Paul Mason and Jeremy Corbyn, intellectual and political context of "Fully Automated Luxury Communism""

Paul Mason and Jeremy Corbyn, intellectual and political context of "Fully Automated Luxury Communism""

With that aim and those prospects, "Fully Automated Luxury Communism" looms suspiciously close to Corbyn's Labour election manifesto. For example, it proposes to nationalize sectors where subsidies to private companies are more expensive than what a public monopoly would cost (rail and soon electricity). A proposal that Corbyn already made back in the day.

Nor does he spare the reader moments of real horror when, after rejecting "globalism", he speaks in the first person plural of the British bourgeoisie giving it as an example of... internationalism, which would be nothing other than a national "policy of prototypes" that would transfer the virtues of "Fully Automated Luxury Communism" to other ruling classes by mimicry based on its results.

When we wanted to connect the world through trains, cable and roads, it was through example and imitation. When we desired universal literacy and sanitation, the same applied.

It is also shocking, to say the least, that after arguing for the almost immediate extinction of wage labor, he tells us that there will nevertheless be workers left for quite some time. According to him just as horses survived the automobile until after WWI.

For a dying class and at best a minor part of the political subject of "Fully Automated Luxury Communism", it is striking how afraid he is of it. Fear he tries to quell, of course, with an old corporate recipe: strong unions and institutionally well linked to the state. We will not be subjects, but we must remain subject, apparently.

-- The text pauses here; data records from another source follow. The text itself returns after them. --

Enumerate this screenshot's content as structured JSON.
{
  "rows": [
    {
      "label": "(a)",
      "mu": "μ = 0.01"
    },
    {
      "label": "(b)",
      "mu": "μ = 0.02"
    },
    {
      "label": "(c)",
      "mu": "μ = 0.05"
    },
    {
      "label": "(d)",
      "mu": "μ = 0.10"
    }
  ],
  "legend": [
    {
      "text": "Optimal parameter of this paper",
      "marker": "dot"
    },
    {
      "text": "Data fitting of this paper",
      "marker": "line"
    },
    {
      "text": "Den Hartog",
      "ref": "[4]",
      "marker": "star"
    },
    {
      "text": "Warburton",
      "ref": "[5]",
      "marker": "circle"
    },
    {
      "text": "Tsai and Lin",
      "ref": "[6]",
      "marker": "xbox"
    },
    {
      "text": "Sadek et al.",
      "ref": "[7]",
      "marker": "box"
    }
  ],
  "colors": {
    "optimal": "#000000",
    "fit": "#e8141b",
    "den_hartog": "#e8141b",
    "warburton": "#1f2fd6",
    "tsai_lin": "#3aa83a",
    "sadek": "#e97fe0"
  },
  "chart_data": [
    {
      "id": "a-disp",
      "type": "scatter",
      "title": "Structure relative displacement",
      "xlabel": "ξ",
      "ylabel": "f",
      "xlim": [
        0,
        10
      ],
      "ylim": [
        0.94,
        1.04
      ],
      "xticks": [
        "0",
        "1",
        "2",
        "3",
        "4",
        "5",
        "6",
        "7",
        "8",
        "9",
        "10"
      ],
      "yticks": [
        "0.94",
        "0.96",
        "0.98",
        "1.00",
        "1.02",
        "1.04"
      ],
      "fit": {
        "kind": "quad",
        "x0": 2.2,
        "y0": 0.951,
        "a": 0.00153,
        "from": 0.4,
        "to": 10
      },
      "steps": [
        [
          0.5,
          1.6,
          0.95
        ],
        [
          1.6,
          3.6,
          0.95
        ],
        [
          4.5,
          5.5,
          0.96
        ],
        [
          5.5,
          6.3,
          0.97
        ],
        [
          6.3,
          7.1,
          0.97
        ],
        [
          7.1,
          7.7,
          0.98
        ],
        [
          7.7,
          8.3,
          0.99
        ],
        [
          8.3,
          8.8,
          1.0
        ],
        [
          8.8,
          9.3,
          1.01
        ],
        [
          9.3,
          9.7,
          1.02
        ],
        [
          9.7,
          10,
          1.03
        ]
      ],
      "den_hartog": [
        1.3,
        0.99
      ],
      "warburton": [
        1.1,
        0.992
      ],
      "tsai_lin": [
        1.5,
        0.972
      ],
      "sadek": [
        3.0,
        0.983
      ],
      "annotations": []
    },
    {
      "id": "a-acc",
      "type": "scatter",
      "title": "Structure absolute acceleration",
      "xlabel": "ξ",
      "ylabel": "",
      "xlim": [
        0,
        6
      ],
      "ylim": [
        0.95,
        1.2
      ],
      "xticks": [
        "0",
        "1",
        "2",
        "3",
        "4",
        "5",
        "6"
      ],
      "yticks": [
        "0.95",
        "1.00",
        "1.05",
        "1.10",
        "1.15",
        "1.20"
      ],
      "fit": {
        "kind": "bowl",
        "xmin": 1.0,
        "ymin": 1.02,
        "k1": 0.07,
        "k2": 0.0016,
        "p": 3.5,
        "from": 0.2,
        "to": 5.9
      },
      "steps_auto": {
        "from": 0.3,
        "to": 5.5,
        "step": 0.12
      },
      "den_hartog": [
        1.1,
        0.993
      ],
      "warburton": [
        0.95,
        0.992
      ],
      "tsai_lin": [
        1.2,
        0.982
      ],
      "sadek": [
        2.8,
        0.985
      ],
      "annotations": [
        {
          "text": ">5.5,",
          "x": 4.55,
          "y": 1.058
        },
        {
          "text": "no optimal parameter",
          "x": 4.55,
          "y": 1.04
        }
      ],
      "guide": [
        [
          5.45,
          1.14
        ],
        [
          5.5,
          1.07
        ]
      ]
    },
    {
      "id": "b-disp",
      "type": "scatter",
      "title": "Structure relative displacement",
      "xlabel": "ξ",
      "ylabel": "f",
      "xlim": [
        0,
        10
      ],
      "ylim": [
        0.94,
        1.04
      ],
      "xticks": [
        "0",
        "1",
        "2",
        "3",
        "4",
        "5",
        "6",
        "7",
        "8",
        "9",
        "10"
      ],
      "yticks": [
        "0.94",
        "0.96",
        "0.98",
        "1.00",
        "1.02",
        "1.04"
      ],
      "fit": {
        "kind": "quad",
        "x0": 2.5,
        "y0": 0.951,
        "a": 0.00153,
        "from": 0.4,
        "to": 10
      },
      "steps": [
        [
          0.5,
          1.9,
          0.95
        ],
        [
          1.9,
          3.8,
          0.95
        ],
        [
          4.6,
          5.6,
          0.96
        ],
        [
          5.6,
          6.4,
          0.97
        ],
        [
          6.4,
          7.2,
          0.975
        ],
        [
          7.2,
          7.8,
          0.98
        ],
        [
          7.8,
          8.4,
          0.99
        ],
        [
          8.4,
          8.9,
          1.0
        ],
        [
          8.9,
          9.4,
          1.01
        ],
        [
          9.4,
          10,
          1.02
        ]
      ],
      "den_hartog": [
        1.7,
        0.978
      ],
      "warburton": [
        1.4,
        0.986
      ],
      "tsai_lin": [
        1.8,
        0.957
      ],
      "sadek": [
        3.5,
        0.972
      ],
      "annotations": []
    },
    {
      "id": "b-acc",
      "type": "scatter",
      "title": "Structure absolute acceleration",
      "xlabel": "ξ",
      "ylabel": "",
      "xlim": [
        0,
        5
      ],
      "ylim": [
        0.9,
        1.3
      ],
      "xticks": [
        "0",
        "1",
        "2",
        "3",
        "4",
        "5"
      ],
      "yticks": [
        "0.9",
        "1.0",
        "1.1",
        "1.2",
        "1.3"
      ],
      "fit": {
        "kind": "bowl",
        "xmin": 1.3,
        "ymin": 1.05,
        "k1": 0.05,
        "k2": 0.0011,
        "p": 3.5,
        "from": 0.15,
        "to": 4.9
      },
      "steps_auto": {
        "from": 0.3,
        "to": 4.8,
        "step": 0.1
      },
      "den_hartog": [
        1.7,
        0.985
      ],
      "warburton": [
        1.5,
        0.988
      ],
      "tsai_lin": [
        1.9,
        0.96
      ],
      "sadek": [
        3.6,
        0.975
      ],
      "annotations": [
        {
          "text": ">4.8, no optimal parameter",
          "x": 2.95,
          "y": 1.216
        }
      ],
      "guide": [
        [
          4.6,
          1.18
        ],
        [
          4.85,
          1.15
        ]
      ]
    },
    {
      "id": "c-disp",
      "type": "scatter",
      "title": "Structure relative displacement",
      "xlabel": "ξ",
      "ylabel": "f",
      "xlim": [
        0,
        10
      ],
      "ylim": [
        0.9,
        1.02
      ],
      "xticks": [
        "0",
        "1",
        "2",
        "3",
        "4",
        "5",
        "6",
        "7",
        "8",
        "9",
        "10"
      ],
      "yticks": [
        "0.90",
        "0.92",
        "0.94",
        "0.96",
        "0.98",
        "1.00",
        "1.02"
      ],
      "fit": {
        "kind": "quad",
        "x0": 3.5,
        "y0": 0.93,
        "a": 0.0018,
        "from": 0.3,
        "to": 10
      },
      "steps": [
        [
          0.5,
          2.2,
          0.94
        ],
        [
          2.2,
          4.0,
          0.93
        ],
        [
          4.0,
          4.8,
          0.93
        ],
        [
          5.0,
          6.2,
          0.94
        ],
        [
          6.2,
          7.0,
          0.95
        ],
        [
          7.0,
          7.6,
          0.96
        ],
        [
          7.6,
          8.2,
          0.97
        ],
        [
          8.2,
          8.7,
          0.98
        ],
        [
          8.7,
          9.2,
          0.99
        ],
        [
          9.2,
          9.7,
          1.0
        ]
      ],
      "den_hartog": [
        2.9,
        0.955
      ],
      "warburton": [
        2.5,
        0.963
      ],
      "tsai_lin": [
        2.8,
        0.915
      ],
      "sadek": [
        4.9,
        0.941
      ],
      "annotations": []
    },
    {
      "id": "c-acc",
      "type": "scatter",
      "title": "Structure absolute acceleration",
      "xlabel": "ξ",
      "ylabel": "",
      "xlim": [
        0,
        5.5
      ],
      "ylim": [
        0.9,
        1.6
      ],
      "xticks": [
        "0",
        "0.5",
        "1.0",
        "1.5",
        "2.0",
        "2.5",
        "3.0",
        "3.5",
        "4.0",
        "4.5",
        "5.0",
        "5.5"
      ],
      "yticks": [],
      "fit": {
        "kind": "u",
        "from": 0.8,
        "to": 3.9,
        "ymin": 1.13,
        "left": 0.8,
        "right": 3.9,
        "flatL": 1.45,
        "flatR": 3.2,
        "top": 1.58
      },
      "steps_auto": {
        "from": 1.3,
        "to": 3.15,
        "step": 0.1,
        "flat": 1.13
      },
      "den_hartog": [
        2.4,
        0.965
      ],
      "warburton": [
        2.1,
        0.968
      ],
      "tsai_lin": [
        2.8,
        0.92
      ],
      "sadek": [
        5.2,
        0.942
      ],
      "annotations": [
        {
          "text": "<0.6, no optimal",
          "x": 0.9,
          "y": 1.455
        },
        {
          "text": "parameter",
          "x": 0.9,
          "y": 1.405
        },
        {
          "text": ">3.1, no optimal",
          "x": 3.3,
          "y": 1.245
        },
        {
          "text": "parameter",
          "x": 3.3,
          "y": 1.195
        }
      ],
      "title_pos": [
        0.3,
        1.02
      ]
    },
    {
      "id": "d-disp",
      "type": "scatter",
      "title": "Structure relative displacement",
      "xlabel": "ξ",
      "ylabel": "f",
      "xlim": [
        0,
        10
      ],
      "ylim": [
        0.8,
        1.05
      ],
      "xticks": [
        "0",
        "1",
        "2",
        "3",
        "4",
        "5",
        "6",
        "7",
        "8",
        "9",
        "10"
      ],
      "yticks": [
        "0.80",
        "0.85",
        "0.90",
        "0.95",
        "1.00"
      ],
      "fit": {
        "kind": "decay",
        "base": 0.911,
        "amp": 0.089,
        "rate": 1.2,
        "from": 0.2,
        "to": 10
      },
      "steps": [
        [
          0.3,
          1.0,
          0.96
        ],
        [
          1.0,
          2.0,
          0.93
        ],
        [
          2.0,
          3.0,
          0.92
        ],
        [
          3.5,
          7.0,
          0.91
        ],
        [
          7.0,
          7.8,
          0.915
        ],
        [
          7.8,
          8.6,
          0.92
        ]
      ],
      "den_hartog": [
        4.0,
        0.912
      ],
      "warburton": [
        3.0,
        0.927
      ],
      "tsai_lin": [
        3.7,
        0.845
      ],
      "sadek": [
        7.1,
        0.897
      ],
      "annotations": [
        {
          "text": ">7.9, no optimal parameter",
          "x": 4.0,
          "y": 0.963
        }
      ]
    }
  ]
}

With this outlook it is not surprising that the practical policies he proposes focus on changing central bank targets, variants of the Tobin tax and on a green agenda remarkably similar to the EU's "Fit for 55" although extended to the "Global South" from 2030 onwards.

Icing on the cake: a "One World Tax" with which taxes on workers -not capital- in what it calls the "Global North" would ensure the profitability of international investment funds that would transform the energy structure of the semi-colonial countries.

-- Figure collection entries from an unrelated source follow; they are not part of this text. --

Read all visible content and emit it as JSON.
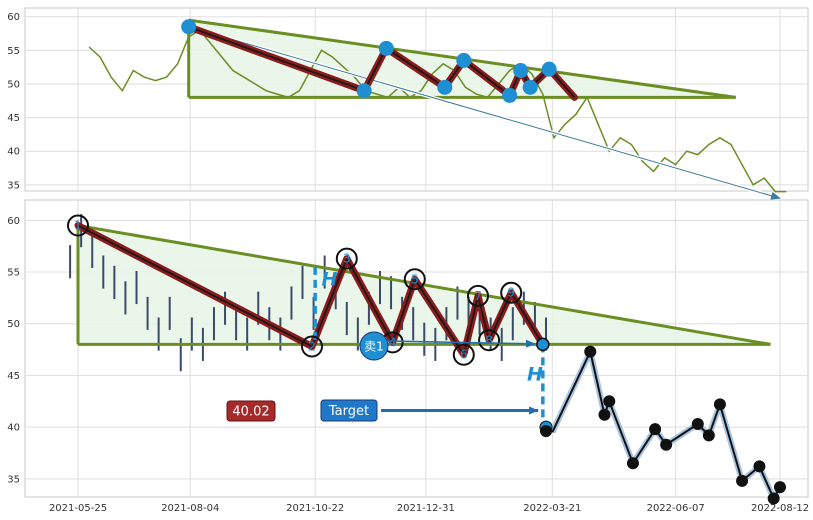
{
  "chart_data": [
    {
      "type": "line",
      "panel": "top",
      "ylim": [
        32,
        61
      ],
      "y_ticks": [
        "35",
        "40",
        "45",
        "50",
        "55",
        "60"
      ],
      "x_tick_dates": [
        "2021-05-25",
        "2021-08-04",
        "2021-10-22",
        "2021-12-31",
        "2022-03-21",
        "2022-06-07",
        "2022-08-12"
      ],
      "grid": true,
      "series": [
        {
          "color": "#6b8e23",
          "x": [
            "2021-06-01",
            "2021-06-08",
            "2021-06-15",
            "2021-06-22",
            "2021-06-29",
            "2021-07-06",
            "2021-07-13",
            "2021-07-20",
            "2021-07-27",
            "2021-08-03",
            "2021-08-10",
            "2021-08-17",
            "2021-08-24",
            "2021-08-31",
            "2021-09-07",
            "2021-09-14",
            "2021-09-21",
            "2021-09-28",
            "2021-10-05",
            "2021-10-12",
            "2021-10-19",
            "2021-10-26",
            "2021-11-02",
            "2021-11-09",
            "2021-11-16",
            "2021-11-23",
            "2021-11-30",
            "2021-12-07",
            "2021-12-14",
            "2021-12-21",
            "2021-12-28",
            "2022-01-04",
            "2022-01-11",
            "2022-01-18",
            "2022-01-25",
            "2022-02-01",
            "2022-02-08",
            "2022-02-15",
            "2022-02-22",
            "2022-03-01",
            "2022-03-08",
            "2022-03-15",
            "2022-03-22",
            "2022-03-29",
            "2022-04-05",
            "2022-04-12",
            "2022-04-19",
            "2022-04-26",
            "2022-05-03",
            "2022-05-10",
            "2022-05-17",
            "2022-05-24",
            "2022-05-31",
            "2022-06-07",
            "2022-06-14",
            "2022-06-21",
            "2022-06-28",
            "2022-07-05",
            "2022-07-12",
            "2022-07-19",
            "2022-07-26",
            "2022-08-02",
            "2022-08-09",
            "2022-08-16"
          ],
          "y": [
            55.5,
            54,
            51,
            49,
            52,
            51,
            50.5,
            51,
            53,
            57,
            58,
            56,
            54,
            52,
            51,
            50,
            49,
            48.5,
            48,
            49,
            52,
            55,
            54,
            52.5,
            51,
            49,
            48.5,
            48,
            49.5,
            48,
            49,
            51.5,
            53,
            52,
            49.5,
            48.5,
            48,
            50,
            52,
            53,
            51.5,
            48.5,
            42,
            44,
            45.5,
            48,
            44,
            40,
            42,
            41,
            38.5,
            37,
            39,
            38,
            40,
            39.5,
            41,
            42,
            41,
            38,
            35,
            36,
            34,
            34
          ]
        }
      ],
      "pattern_points": [
        {
          "x": "2021-08-03",
          "y": 58.5
        },
        {
          "x": "2021-11-22",
          "y": 49
        },
        {
          "x": "2021-12-06",
          "y": 55.3
        },
        {
          "x": "2022-01-12",
          "y": 49.5
        },
        {
          "x": "2022-01-24",
          "y": 53.5
        },
        {
          "x": "2022-02-22",
          "y": 48.3
        },
        {
          "x": "2022-03-01",
          "y": 52
        },
        {
          "x": "2022-03-07",
          "y": 49.5
        },
        {
          "x": "2022-03-19",
          "y": 52.2
        }
      ],
      "pattern_tail": {
        "x": "2022-04-04",
        "y": 48
      },
      "triangle": {
        "apex": {
          "x": "2021-08-03",
          "y": 59.5
        },
        "end_date": "2022-07-15",
        "base": 48
      },
      "trend_arrow": {
        "from": {
          "x": "2021-08-03",
          "y": 58.5
        },
        "to": {
          "x": "2022-08-12",
          "y": 33
        }
      },
      "colors": {
        "pattern_outline": "#8b1a1a",
        "pattern_inner": "#1a1a1a",
        "triangle": "#6b8e23",
        "triangle_fill": "#e6f4e6",
        "marker": "#1f8fd4",
        "arrow": "#3d7c9a"
      }
    },
    {
      "type": "line",
      "panel": "bottom",
      "ylim": [
        31.5,
        61
      ],
      "y_ticks": [
        "35",
        "40",
        "45",
        "50",
        "55",
        "60"
      ],
      "x_ticks": [
        "2021-05-25",
        "2021-08-04",
        "2021-10-22",
        "2021-12-31",
        "2022-03-21",
        "2022-06-07",
        "2022-08-12"
      ],
      "grid": true,
      "price_bars": {
        "color": "#3a4a6a",
        "x": [
          "2021-05-20",
          "2021-05-27",
          "2021-06-03",
          "2021-06-10",
          "2021-06-17",
          "2021-06-24",
          "2021-07-01",
          "2021-07-08",
          "2021-07-15",
          "2021-07-22",
          "2021-07-29",
          "2021-08-05",
          "2021-08-12",
          "2021-08-19",
          "2021-08-26",
          "2021-09-02",
          "2021-09-09",
          "2021-09-16",
          "2021-09-23",
          "2021-09-30",
          "2021-10-07",
          "2021-10-14",
          "2021-10-21",
          "2021-10-28",
          "2021-11-04",
          "2021-11-11",
          "2021-11-18",
          "2021-11-25",
          "2021-12-02",
          "2021-12-09",
          "2021-12-16",
          "2021-12-23",
          "2021-12-30",
          "2022-01-06",
          "2022-01-13",
          "2022-01-20",
          "2022-01-27",
          "2022-02-03",
          "2022-02-10",
          "2022-02-17",
          "2022-02-24",
          "2022-03-03",
          "2022-03-10",
          "2022-03-17"
        ],
        "y": [
          56,
          59,
          57,
          55,
          54,
          52.5,
          53.5,
          51,
          49,
          51,
          47,
          49,
          48,
          50,
          51.5,
          50,
          49,
          51.5,
          50,
          49,
          52,
          54,
          51,
          55,
          53,
          50.5,
          49,
          51.5,
          53.5,
          53,
          51,
          50,
          48.5,
          48,
          50,
          52,
          51,
          50.5,
          49,
          48,
          50,
          51.5,
          50.5,
          49
        ]
      },
      "forecast": {
        "color": "#111111",
        "x": [
          "2022-03-21",
          "2022-04-14",
          "2022-04-23",
          "2022-04-26",
          "2022-05-11",
          "2022-05-25",
          "2022-06-01",
          "2022-06-21",
          "2022-06-28",
          "2022-07-05",
          "2022-07-19",
          "2022-07-30",
          "2022-08-08",
          "2022-08-12",
          "2022-08-14"
        ],
        "y": [
          39.5,
          47.3,
          41.2,
          42.5,
          36.5,
          39.8,
          38.3,
          40.3,
          39.2,
          42.2,
          34.8,
          36.2,
          33.1,
          34.2,
          34
        ]
      },
      "triangle": {
        "apex": {
          "x": "2021-05-25",
          "y": 59.5
        },
        "end_date": "2022-08-06",
        "base": 48
      },
      "pattern_points": [
        {
          "label": "1",
          "x": "2021-05-25",
          "y": 59.5
        },
        {
          "label": "2",
          "x": "2021-10-20",
          "y": 47.8
        },
        {
          "label": "3",
          "x": "2021-11-11",
          "y": 56.3
        },
        {
          "label": "4",
          "x": "2021-12-10",
          "y": 48.2
        },
        {
          "label": "5",
          "x": "2021-12-24",
          "y": 54.3
        },
        {
          "label": "6",
          "x": "2022-01-24",
          "y": 47
        },
        {
          "label": "7",
          "x": "2022-02-02",
          "y": 52.7
        },
        {
          "label": "8",
          "x": "2022-02-09",
          "y": 48.4
        },
        {
          "label": "9",
          "x": "2022-02-23",
          "y": 53
        }
      ],
      "breakout": {
        "x": "2022-03-15",
        "y": 48
      },
      "target": {
        "x": "2022-03-17",
        "y": 40
      },
      "h_labels": [
        {
          "text": "H",
          "x": "2021-10-31",
          "y": 53.7
        },
        {
          "text": "H",
          "x": "2022-03-10",
          "y": 44.5
        }
      ],
      "h_lines": [
        {
          "x": "2021-10-22",
          "from": 55.5,
          "to": 48
        },
        {
          "x": "2022-03-15",
          "from": 48,
          "to": 40
        }
      ],
      "annotations": {
        "price_box": "40.02",
        "target_box": "Target",
        "sell_marker": "卖1"
      },
      "colors": {
        "pattern_outline": "#8b1a1a",
        "pattern_inner": "#1a1a1a",
        "triangle": "#6b8e23",
        "triangle_fill": "#e6f4e6",
        "marker": "#1f8fd4",
        "dashed": "#1f8fd4",
        "price_box": "#a62a2a",
        "target_box": "#1f78c8",
        "forecast_halo": "#a8c4e0"
      }
    }
  ]
}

The subject, the individual and the demagoguery of Fully Automated Luxury Communism

Bastani defines the politics of "Fully Automated Luxury Communism" as a "populism". That is, its subject is the people. But the "people" is a heterogeneous and contradictory amalgam of classes around proposals that express the values and the absence of perspectives of the petty bourgeoisie. That is why, as Bastani himself says in "Fully Automated Luxury Communism," the entire scope of a given populism is given in its definition of "people."

The interesting thing about "Fully Automated Luxury Communism" is that it doesn't really provide any definition. Unlike its referents in Podemos and Syriza it does not invoke feminism and the college petty bourgeoisie, nor, like the Green Deal campaigns, the "youth". Its nationalism on the other hand, though obvious, chauvinistic and sometimes with the typical flashes of "polite racism" of the British ruling classes, falls short of threading a classic national discourse.

No. "Fully Automated Luxury Communism," addresses itself to the most reactionary category of bourgeois ideology of all: the individual.

You can only live your best life under FALC ‎Fully Automated Luxury Communism‎ and nothing else, so fight for it and refuse the yoke of an economic system which belongs in the past.

Capitalism has obviously been anti-historical and anti-human for far too long. But the "Fully Automated Luxury Communism" theory will neither fix it - as it pretends - nor overcome it. On the contrary, it is further proof of the absolute incapacity it exudes to even think of a future.